Hanya di sini materi penebalan itu tidak bisa dikeluarkan dari dalam tubuh. Akibatnya, materi itu terus menumpuk sebagai kista coklat di dalam rongga perut atau bisa juga di indung telur, tergantung pada lokasi selaput lendir rahim tersebut.
Kalau dibiarkan terus, kista yang membesar ini bisa menekan dan merusak rahim. Bila kista yang membesaf itu berada di dalam indung telur, indung telur akan rusak.
Yang agak mirip dengan endometriosis tetapi pengobatannya memerlukan tindakan histerektomi adalah adenomiosis. Pada adenomiosis, waktu menstruasi sebagian materi penebalan tertinggal di dinding rahim.
Lama-kelamaan tumpukan materi penebalan tersebut akan membentuk kista coklat juga. Seperti mioma, kista coklat pun akan mendesak pertumbuhan jabang bayi, yang sering kali mengakibatkan keguguran.
Salah satu gejala endometriosis dan adenomiosis adalah rasa nyeri di pinggul beberapa hari sebelum dan sesudah menstruasi. Adakalanya rasa nyeri ini tetap berlangsung selama masa menstruasi dan biasanya dibarengi dengan adanya gangguan pada kandung kemih dan usus besar.

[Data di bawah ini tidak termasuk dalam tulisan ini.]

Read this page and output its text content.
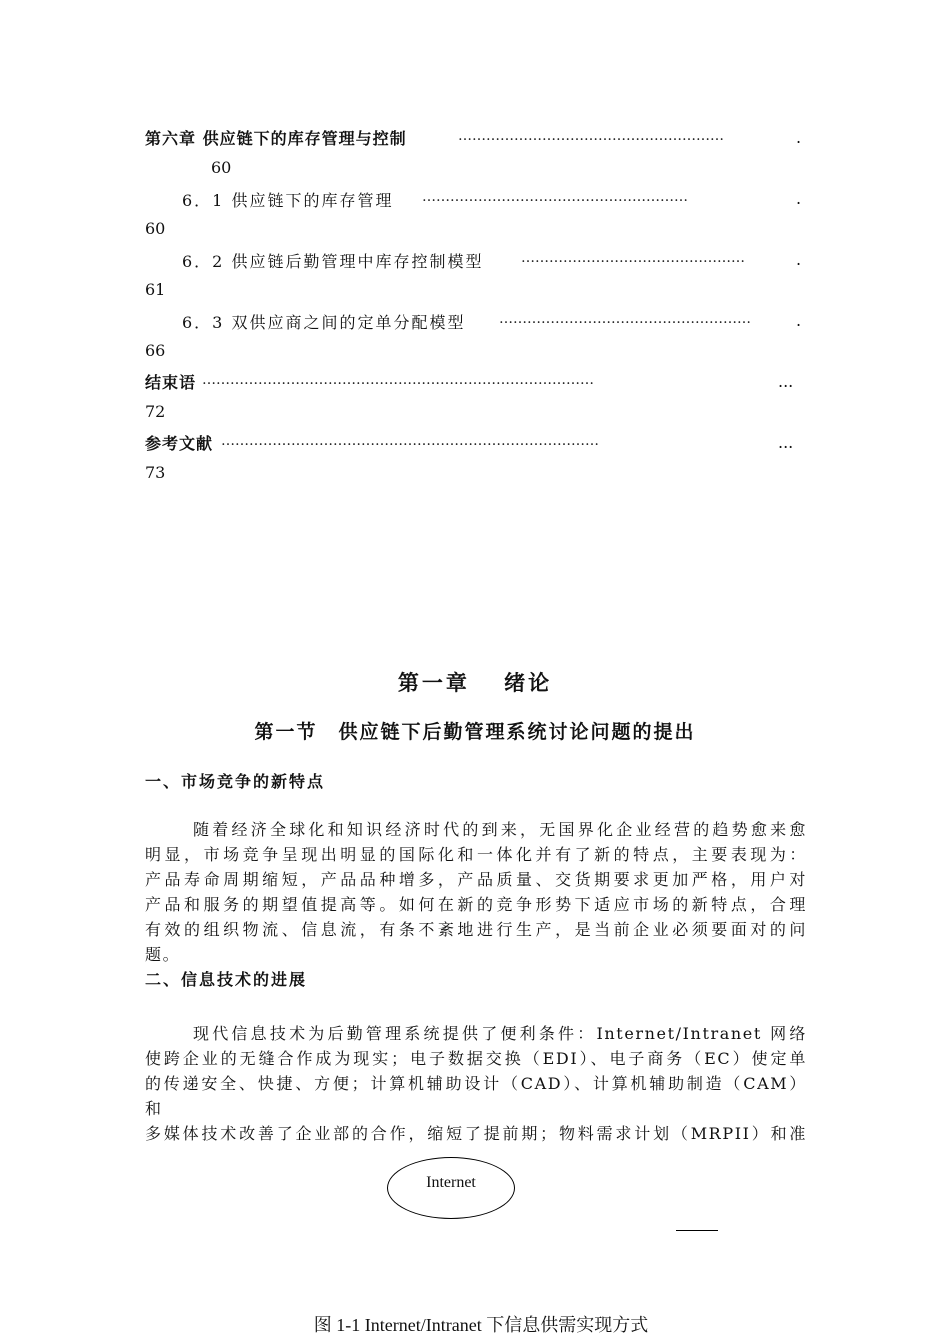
第六章 供应链下的库存管理与控制	…………………………………………………	.
60
6．1 供应链下的库存管理 …………………………………………………	.
60
6．2 供应链后勤管理中库存控制模型	…………………………………………	.
61
6．3 双供应商之间的定单分配模型 ………………………………………………	.
66
结束语 …………………………………………………………………………	...
72
参考文献 ………………………………………………………………………	...
73
第一章　 绪论
第一节　供应链下后勤管理系统讨论问题的提出
一、市场竞争的新特点
随着经济全球化和知识经济时代的到来，无国界化企业经营的趋势愈来愈
明显，市场竞争呈现出明显的国际化和一体化并有了新的特点，主要表现为：
产品寿命周期缩短，产品品种增多，产品质量、交货期要求更加严格，用户对
产品和服务的期望值提高等。如何在新的竞争形势下适应市场的新特点，合理
有效的组织物流、信息流，有条不紊地进行生产，是当前企业必须要面对的问
题。
二、信息技术的进展
现代信息技术为后勤管理系统提供了便利条件：Internet/Intranet 网络
使跨企业的无缝合作成为现实；电子数据交换（EDI）、电子商务（EC）使定单
的传递安全、快捷、方便；计算机辅助设计（CAD）、计算机辅助制造（CAM）
和
多媒体技术改善了企业部的合作，缩短了提前期；物料需求计划（MRPII）和准
Internet
图 1-1 Internet/Intranet 下信息供需实现方式
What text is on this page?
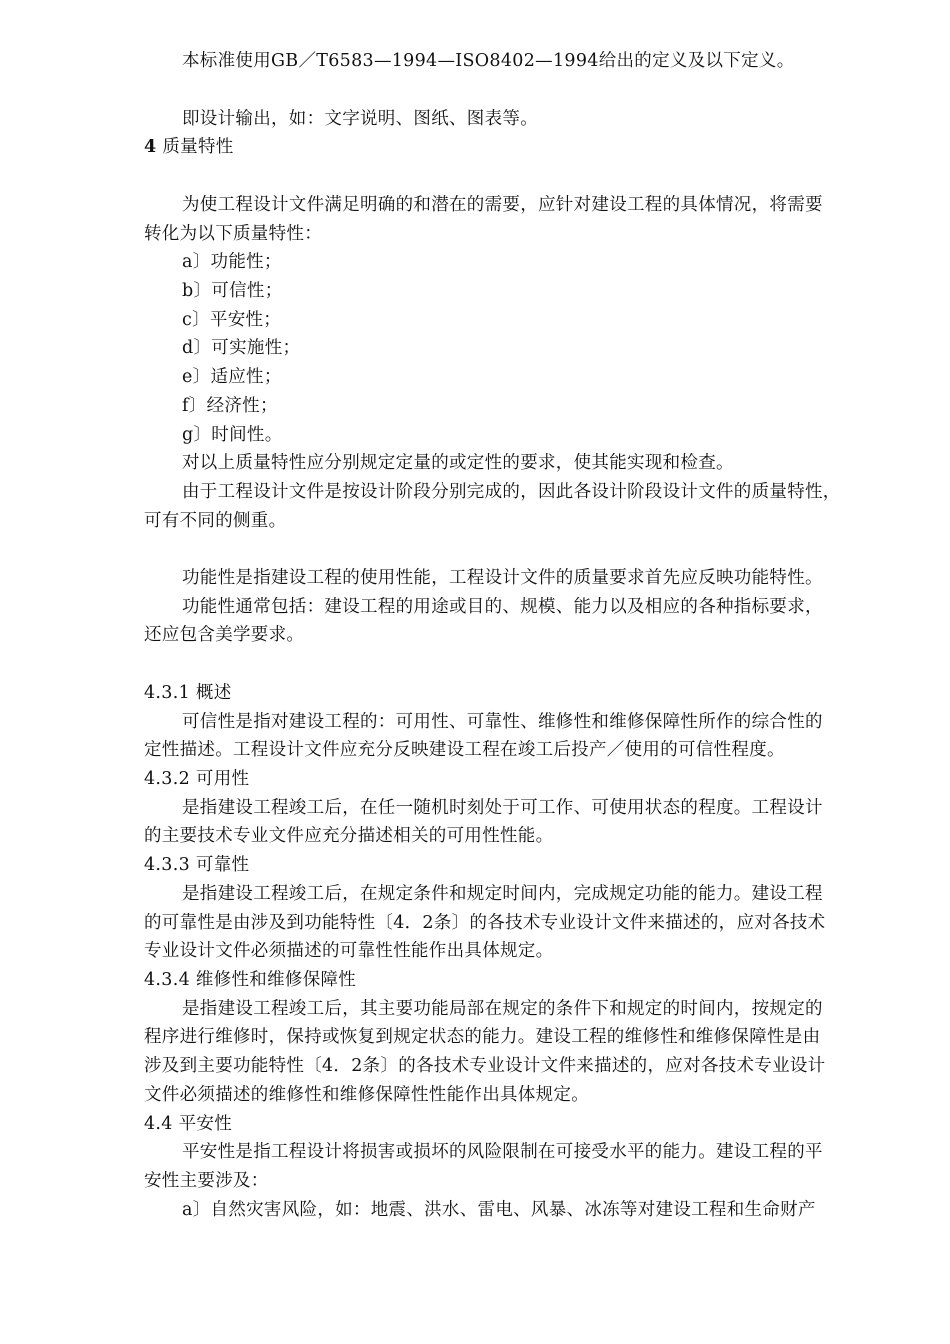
本标准使用GB／T6583—1994—ISO8402—1994给出的定义及以下定义。
即设计输出，如：文字说明、图纸、图表等。
4 质量特性
为使工程设计文件满足明确的和潜在的需要，应针对建设工程的具体情况，将需要
转化为以下质量特性：
a〕功能性；
b〕可信性；
c〕平安性；
d〕可实施性；
e〕适应性；
f〕经济性；
g〕时间性。
对以上质量特性应分别规定定量的或定性的要求，使其能实现和检查。
由于工程设计文件是按设计阶段分别完成的，因此各设计阶段设计文件的质量特性，
可有不同的侧重。
功能性是指建设工程的使用性能，工程设计文件的质量要求首先应反映功能特性。
功能性通常包括：建设工程的用途或目的、规模、能力以及相应的各种指标要求，
还应包含美学要求。
4.3.1 概述
可信性是指对建设工程的：可用性、可靠性、维修性和维修保障性所作的综合性的
定性描述。工程设计文件应充分反映建设工程在竣工后投产／使用的可信性程度。
4.3.2 可用性
是指建设工程竣工后，在任一随机时刻处于可工作、可使用状态的程度。工程设计
的主要技术专业文件应充分描述相关的可用性性能。
4.3.3 可靠性
是指建设工程竣工后，在规定条件和规定时间内，完成规定功能的能力。建设工程
的可靠性是由涉及到功能特性〔4．2条〕的各技术专业设计文件来描述的，应对各技术
专业设计文件必须描述的可靠性性能作出具体规定。
4.3.4 维修性和维修保障性
是指建设工程竣工后，其主要功能局部在规定的条件下和规定的时间内，按规定的
程序进行维修时，保持或恢复到规定状态的能力。建设工程的维修性和维修保障性是由
涉及到主要功能特性〔4．2条〕的各技术专业设计文件来描述的，应对各技术专业设计
文件必须描述的维修性和维修保障性性能作出具体规定。
4.4 平安性
平安性是指工程设计将损害或损坏的风险限制在可接受水平的能力。建设工程的平
安性主要涉及：
a〕自然灾害风险，如：地震、洪水、雷电、风暴、冰冻等对建设工程和生命财产
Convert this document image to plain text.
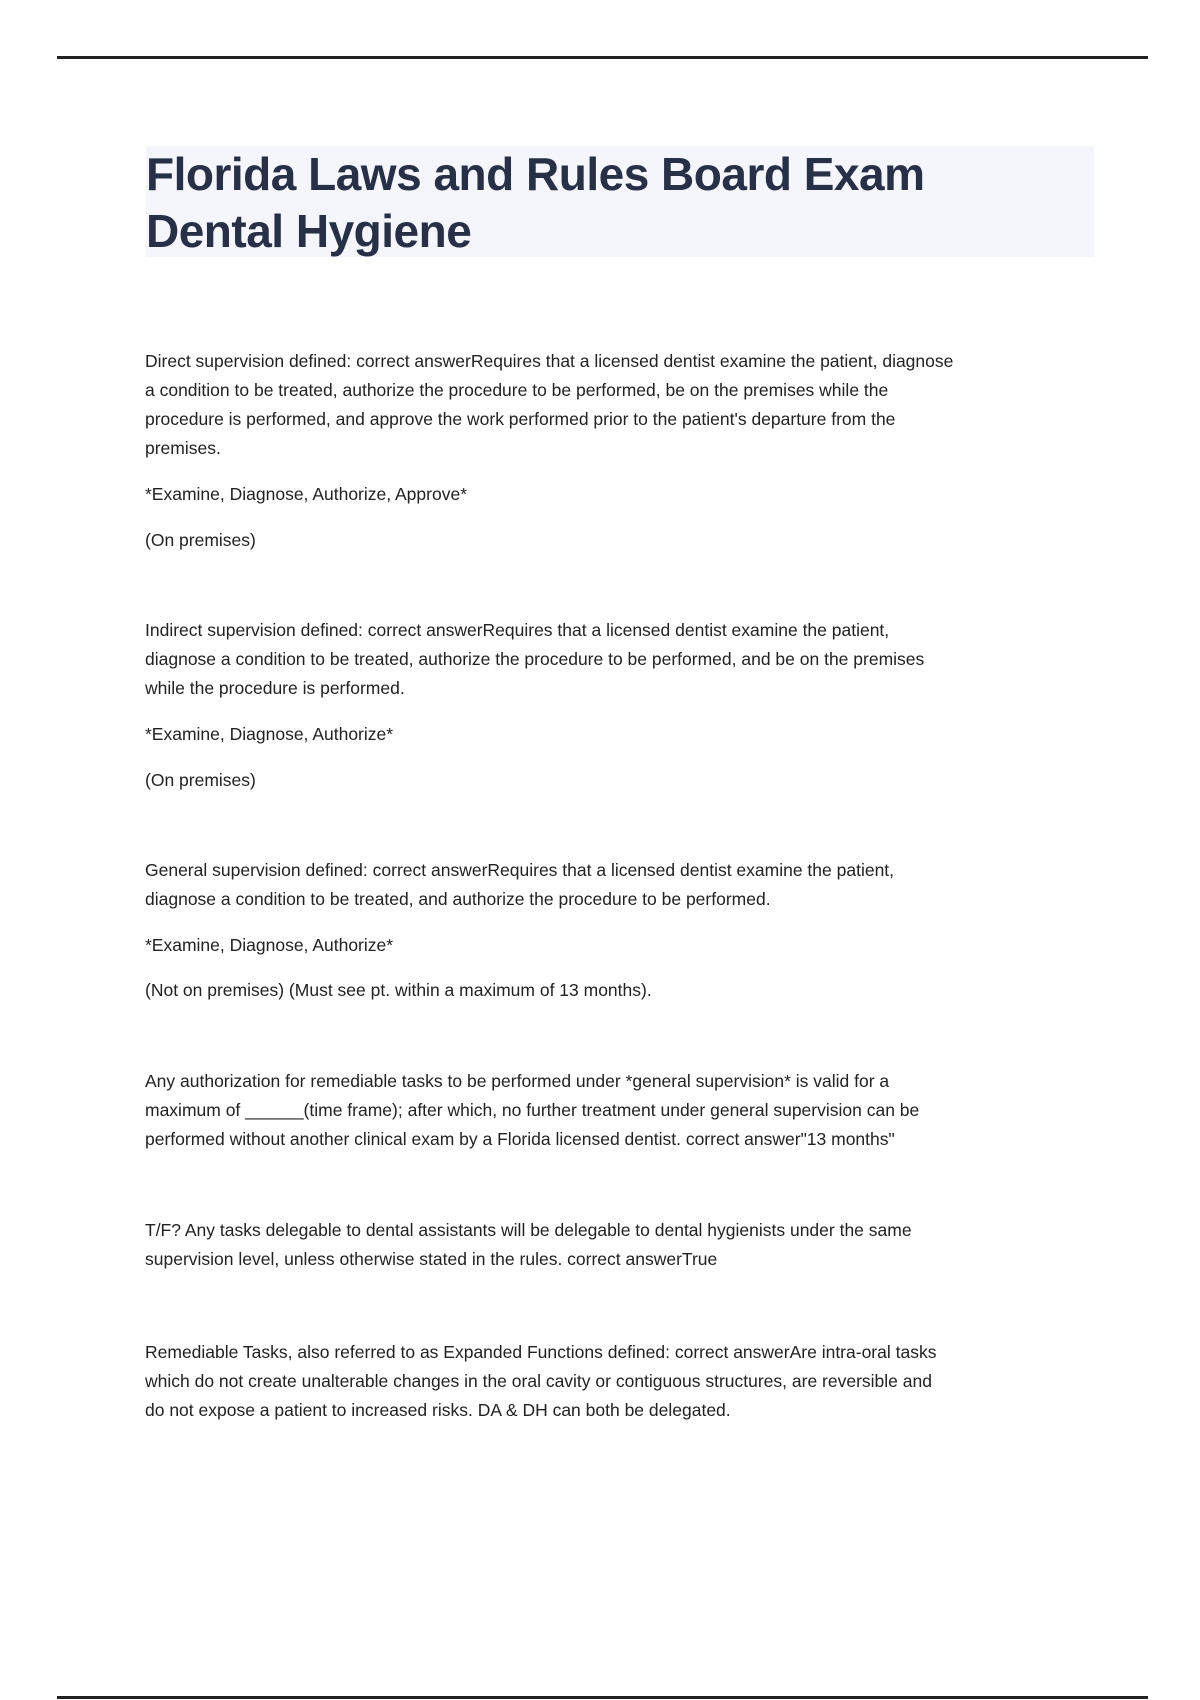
Florida Laws and Rules Board Exam
Dental Hygiene
Direct supervision defined: correct answerRequires that a licensed dentist examine the patient, diagnose
a condition to be treated, authorize the procedure to be performed, be on the premises while the
procedure is performed, and approve the work performed prior to the patient's departure from the
premises.
*Examine, Diagnose, Authorize, Approve*
(On premises)
Indirect supervision defined: correct answerRequires that a licensed dentist examine the patient,
diagnose a condition to be treated, authorize the procedure to be performed, and be on the premises
while the procedure is performed.
*Examine, Diagnose, Authorize*
(On premises)
General supervision defined: correct answerRequires that a licensed dentist examine the patient,
diagnose a condition to be treated, and authorize the procedure to be performed.
*Examine, Diagnose, Authorize*
(Not on premises) (Must see pt. within a maximum of 13 months).
Any authorization for remediable tasks to be performed under *general supervision* is valid for a
maximum of ______(time frame); after which, no further treatment under general supervision can be
performed without another clinical exam by a Florida licensed dentist. correct answer"13 months"
T/F? Any tasks delegable to dental assistants will be delegable to dental hygienists under the same
supervision level, unless otherwise stated in the rules. correct answerTrue
Remediable Tasks, also referred to as Expanded Functions defined: correct answerAre intra-oral tasks
which do not create unalterable changes in the oral cavity or contiguous structures, are reversible and
do not expose a patient to increased risks. DA & DH can both be delegated.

"Rasa nyeri pada saat menstruasi memang tidak selalu menjadi tanda endometriosis atau adenomiosis. Oleh karena itu, bila merasakan gejala-gejala di atas, sebaiknya Anda memeriksakan diri ke dokter," demikian nasihat dokter tadi.
Kekosongan tak mengganggu
Sebelum melakukan tindakan histerektomi, biasanya dokter tidak bisa memastikan organ reproduksi mana yang akan diangkat. Soalnya, hasil pemeriksaan awal kadang-kadang tidak mampu memberikan gambaran keadaan dalam perut yang pasti.
Misalnya saja dalam kasus mioma. Ada kalanya dari hasil pemeriksaan awal, dokter menyimpulkan bahwa mioma itu hanya satu sehingga cukup dilakukan mimektomi. Tetapi setelah perut "dibuka", ternyata mioma yang ada lebih dari satu dan cukup mengganggu rahim.
Kalau keadaannya begini, dokter terpaksa mengangkat rahim. Tentunya dengan persetujuan keluarga penderita. Dalam kasus lain, bisa saja penderita tidak hanya kehilangan rahim.
Kalau keadaannya parah, ia juga akan kehilangan indung telur, saluran telur, kelenjar-kelenjar getah bening dan jaringan ikat di sekitar rahim. Biasanya ini dilakukan terhadap penderita kanker stadium lanjut.
Sesudah operasi tempat rahim di rongga perut tetap kosong. Kekosongan ini tidak mengganggu organ tubuh yang lain.
Bila yang diangkat hanya rahim, sementara indung dan saluran telurnya tetap ada, maka telur-telur yang matang setiap bulan akan jatuh ke dalam rongga perut dan tubuh akan menyerapnya secara alamiah.
Walaupun berlangsung bertahun-tahun, keadaan ini tidak akan menimbulkan efek terhadap kesehatan. Sementara itu, saluran telur yang kehilangan pegangan karena hilangnya rahim, akan diikatkan pada jaringan ikat yang ada di sekitarnya, agar tidak "melambai-lambai".
Tak benar akan melembung
Menurut The Medical Forum, dalam seribu operasi pengangkatan rahim, terjadi satu sampai dua-kematian. Risiko kematian ini disebabkan oleh beberapa hal. Antara lain kondisi pasien pada saat operasi, terjadinya perdarahan juga sering menjadi penyebab kematian.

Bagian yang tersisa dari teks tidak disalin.